“Clearwater Underground Water Conservation District Declares Drought Stage 1 for all well owners and operators of wells completed in both the Trinity Aquifer and Edwards BFZ Aquifer systems in Bell County,” says Dirk Aaron, General Manager. “Folks its Real”
Aaron stressed in his capacity as General Manager, “The Districts Directors urges all businesses, and utilities dependent on groundwater wells to be supportive of this initial stage requesting conservation”. This encouragement is also important for private well owners drawing from both aquifer systems across the County. All groundwater users are encouraged to actively conserve under the Stage 1 “Awareness” by volunteering to reduce their groundwater use by 10%.
The voluntary drought plan instituted by Clearwater UWCD has been in place since 2010 and was very effective during the Epic Drought of 2011 because well owners and operators understood the importance and reality of protecting their asset by reducing groundwater use.
Aaron stressed, “The Edwards Aquifer has responded due to the minimal rains this week and the District’s system of watching and recording rainfall averages over the Edwards Aquifer clarifies that “Awareness” conditions still exist. The Data shows that we are still 7 to 8 inches behind in the Edwards Recharge Zone. We expect 33 inches of rainfall over the previous 365 days. Couple this fact with the extreme low flow conditions in the Salado Creek fuel by the Spring Complex is at 5.92 cubic feet per second.” Aaron states, “Conventional wisdom says that our District’s Staff and Board of Directors should be cautionary and measured. We are yet to experience the hottest part of the summer but just look at Salado Creek, Lampasas and Leon Rivers if you don’t believe we are dry.”
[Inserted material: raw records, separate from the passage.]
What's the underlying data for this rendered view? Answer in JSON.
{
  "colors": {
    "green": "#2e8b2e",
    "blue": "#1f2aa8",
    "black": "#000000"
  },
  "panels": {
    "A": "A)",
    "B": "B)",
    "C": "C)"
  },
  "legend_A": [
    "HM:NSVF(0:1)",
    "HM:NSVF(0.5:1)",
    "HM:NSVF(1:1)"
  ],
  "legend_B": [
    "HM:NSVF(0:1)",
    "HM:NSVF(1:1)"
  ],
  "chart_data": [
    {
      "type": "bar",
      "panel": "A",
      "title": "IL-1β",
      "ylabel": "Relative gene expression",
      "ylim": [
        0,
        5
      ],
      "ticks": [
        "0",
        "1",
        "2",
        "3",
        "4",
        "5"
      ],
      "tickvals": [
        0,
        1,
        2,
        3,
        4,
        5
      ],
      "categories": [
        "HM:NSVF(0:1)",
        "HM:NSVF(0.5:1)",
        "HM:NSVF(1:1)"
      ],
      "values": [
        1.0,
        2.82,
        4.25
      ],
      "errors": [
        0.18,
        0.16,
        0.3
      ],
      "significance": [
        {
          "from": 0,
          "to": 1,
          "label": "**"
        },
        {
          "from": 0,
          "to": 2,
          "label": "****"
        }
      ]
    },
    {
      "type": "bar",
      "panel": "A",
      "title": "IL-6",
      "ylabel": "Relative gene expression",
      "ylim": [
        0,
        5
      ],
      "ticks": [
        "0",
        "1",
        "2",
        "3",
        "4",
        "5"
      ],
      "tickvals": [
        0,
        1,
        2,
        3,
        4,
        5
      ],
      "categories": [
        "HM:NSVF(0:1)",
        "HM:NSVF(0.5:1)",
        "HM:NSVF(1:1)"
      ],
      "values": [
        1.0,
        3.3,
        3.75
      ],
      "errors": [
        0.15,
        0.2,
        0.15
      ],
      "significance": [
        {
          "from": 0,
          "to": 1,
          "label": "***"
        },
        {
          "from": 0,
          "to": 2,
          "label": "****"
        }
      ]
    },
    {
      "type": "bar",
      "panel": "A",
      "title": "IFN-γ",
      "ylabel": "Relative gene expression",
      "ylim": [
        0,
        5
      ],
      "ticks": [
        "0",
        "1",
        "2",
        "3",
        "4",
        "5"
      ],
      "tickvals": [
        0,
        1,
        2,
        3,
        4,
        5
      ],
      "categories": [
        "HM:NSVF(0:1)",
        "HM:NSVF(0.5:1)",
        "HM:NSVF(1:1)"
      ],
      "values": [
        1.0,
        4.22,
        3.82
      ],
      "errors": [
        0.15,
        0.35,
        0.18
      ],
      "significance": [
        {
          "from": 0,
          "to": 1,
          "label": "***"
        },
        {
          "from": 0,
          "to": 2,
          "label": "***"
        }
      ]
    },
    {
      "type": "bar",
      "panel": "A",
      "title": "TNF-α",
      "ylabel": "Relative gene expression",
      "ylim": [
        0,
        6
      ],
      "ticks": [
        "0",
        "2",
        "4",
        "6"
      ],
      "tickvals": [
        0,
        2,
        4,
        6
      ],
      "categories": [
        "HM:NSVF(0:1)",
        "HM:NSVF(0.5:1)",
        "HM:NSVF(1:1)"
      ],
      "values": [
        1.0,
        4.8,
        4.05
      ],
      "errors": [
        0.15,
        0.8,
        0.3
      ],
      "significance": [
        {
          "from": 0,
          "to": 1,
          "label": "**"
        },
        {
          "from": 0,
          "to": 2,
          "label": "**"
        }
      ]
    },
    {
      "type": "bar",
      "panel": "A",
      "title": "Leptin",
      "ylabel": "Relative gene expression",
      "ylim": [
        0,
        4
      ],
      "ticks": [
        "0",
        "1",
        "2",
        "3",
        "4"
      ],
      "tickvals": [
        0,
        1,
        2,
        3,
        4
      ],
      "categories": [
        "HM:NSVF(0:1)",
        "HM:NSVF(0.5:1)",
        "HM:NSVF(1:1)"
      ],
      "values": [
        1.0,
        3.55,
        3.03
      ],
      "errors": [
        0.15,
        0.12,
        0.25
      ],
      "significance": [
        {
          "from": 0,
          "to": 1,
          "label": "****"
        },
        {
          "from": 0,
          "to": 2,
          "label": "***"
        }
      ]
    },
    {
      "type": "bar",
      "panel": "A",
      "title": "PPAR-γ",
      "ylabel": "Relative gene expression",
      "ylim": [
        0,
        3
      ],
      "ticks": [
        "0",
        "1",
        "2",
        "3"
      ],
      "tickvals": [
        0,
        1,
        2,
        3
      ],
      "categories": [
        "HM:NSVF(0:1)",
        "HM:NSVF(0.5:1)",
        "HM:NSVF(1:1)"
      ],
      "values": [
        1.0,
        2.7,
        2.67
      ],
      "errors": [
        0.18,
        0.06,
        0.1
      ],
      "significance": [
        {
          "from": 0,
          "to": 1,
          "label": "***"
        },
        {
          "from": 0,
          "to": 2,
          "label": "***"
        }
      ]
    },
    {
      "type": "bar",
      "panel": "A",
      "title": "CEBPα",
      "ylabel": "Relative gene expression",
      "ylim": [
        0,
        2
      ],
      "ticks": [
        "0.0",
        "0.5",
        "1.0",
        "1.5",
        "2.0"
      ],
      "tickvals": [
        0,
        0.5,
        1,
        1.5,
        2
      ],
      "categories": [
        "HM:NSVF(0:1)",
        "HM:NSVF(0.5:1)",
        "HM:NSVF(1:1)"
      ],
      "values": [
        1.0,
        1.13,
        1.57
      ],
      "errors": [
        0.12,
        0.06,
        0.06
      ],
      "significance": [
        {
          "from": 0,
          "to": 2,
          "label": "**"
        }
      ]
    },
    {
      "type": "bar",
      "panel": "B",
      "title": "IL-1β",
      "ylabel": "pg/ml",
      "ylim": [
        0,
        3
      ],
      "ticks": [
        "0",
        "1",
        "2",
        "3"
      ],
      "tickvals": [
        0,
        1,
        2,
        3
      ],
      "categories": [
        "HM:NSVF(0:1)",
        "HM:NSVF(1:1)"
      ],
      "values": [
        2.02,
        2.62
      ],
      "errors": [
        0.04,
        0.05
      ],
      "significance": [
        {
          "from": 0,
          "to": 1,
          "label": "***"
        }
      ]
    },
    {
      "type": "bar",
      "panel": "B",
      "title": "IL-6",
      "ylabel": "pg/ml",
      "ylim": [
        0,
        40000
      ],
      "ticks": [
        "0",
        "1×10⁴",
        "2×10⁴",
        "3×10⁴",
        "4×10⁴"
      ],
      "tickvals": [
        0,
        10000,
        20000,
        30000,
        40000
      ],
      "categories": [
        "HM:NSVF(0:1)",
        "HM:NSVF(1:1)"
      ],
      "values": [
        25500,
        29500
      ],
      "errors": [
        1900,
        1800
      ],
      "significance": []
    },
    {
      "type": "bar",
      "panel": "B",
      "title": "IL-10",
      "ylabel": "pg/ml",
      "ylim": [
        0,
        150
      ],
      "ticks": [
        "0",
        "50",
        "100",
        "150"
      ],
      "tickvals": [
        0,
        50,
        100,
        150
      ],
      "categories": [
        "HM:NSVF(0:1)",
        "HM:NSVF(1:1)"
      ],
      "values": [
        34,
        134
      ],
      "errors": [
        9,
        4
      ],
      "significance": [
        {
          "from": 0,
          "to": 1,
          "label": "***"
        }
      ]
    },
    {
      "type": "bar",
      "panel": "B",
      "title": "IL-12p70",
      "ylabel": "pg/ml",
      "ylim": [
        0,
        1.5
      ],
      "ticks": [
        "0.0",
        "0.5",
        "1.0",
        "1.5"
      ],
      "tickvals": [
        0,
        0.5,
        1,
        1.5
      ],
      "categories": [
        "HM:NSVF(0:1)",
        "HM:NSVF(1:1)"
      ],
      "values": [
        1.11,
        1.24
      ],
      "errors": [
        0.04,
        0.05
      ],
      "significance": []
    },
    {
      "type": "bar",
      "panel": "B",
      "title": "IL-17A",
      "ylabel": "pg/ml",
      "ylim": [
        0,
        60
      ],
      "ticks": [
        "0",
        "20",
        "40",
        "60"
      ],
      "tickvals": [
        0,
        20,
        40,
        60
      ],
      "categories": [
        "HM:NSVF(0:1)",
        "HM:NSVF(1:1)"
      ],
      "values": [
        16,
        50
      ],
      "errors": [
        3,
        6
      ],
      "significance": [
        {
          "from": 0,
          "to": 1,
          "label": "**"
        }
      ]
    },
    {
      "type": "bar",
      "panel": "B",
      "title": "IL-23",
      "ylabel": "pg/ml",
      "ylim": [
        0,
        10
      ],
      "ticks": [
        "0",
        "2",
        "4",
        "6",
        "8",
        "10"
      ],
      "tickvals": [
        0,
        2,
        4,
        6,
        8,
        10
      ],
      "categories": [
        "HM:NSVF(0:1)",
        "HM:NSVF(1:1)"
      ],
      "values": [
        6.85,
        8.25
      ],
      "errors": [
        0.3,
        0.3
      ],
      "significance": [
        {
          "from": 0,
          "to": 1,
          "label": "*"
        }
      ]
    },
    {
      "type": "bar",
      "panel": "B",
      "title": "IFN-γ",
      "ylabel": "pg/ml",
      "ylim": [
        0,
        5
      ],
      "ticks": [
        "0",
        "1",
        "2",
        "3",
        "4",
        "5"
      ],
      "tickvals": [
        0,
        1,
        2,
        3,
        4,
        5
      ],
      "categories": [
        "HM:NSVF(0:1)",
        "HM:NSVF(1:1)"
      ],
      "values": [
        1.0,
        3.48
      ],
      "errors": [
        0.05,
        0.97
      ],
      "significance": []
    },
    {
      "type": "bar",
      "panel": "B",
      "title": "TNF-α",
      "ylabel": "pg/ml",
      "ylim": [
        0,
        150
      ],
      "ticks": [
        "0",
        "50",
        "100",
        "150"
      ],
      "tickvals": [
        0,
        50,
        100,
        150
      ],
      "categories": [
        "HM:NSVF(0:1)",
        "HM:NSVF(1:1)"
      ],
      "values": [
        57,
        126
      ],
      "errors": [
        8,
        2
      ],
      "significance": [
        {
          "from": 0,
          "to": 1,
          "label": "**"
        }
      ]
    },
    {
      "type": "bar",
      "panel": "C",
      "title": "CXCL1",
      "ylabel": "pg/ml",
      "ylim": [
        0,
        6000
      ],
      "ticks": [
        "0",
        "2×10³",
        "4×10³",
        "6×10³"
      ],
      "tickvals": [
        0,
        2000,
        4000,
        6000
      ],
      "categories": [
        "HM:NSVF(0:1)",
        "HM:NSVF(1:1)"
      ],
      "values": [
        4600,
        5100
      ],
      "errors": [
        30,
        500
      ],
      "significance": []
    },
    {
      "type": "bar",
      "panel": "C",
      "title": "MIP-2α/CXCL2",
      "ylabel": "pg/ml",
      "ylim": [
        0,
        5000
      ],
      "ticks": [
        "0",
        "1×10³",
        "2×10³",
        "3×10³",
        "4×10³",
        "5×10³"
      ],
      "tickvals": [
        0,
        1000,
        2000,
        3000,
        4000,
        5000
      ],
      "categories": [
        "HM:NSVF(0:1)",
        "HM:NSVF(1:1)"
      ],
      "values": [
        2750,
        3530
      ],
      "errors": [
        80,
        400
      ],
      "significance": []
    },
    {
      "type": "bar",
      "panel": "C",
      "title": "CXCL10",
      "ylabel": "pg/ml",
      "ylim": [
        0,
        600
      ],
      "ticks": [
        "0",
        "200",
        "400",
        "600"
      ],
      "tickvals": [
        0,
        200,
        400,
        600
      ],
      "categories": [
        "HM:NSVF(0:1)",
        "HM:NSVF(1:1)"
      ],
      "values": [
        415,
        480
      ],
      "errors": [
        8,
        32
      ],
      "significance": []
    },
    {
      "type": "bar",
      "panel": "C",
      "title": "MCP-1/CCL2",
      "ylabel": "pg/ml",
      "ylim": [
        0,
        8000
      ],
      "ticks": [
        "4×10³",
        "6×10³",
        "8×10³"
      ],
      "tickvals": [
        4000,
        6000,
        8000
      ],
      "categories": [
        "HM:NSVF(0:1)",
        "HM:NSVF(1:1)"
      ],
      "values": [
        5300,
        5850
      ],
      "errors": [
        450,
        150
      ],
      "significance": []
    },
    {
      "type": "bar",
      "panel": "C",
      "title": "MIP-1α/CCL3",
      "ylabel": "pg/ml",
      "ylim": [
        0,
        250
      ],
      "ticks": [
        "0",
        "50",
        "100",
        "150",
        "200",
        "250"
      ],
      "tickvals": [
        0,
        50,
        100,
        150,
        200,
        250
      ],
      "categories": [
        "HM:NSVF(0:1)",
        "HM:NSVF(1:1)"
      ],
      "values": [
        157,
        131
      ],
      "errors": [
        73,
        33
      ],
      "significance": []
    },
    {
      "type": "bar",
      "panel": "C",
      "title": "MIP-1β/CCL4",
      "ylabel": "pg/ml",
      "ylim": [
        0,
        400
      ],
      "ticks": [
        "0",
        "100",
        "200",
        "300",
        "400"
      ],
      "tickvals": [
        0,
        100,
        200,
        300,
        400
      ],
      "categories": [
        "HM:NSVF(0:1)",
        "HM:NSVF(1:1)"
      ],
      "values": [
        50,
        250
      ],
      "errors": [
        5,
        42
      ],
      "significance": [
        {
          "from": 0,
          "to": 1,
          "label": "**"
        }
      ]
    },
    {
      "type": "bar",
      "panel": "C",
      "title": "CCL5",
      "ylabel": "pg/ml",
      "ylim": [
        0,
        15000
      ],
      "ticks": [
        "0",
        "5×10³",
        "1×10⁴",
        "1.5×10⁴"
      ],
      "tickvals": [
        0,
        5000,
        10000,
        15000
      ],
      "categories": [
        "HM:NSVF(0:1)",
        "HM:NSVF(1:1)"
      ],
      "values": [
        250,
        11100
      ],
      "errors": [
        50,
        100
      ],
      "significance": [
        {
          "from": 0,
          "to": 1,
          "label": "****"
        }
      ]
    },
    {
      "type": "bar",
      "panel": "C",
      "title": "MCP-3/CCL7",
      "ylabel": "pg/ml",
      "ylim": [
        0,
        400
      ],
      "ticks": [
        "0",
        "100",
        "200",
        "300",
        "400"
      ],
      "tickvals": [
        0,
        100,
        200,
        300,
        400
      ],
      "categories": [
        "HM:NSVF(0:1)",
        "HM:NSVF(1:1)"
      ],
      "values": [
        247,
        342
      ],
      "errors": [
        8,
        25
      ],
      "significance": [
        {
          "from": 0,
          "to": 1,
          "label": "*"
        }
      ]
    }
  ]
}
Aaron also stressed the need for well owners in southwest Bell County to take this situation seriously because the Middle Trinity Aquifer is fragile. Reports are that many owners of private exempt wells are experiencing significant drawdown this month due to the drought conditions and the lack of regulation in Williamson County. I know from because we have reports from local well drillers and landowners in the Florence area that their wells are stressed. One such well owner has stated simple we “We are in Trouble”. Aaron has reports of more than 15 well owners reporting that they all had to lower their pumps in their domestic wells due to unforeseen excessive drawdowns. Landowners in both River Ridge Ranch and Hidden Springs also are experiencing these same problems. They are re-living the challenges of 2011-12. The link “Click for Clearwater” CUWCD.ORG is the Districts website, monitor wells “Click for Monitor Wells” and Salado Creek Gage “Click for Salado Creek to see how problematic the situation really is if we continue to not receive rainfall.
Currently we are seeing rainfall deficits across our region and west of IH35 and south of I14, including parts of Williamson, Burnet and Coryell Counties (critical recharge areas) experiencing even more alarming deficits of at least 7 inches in the last 365 days.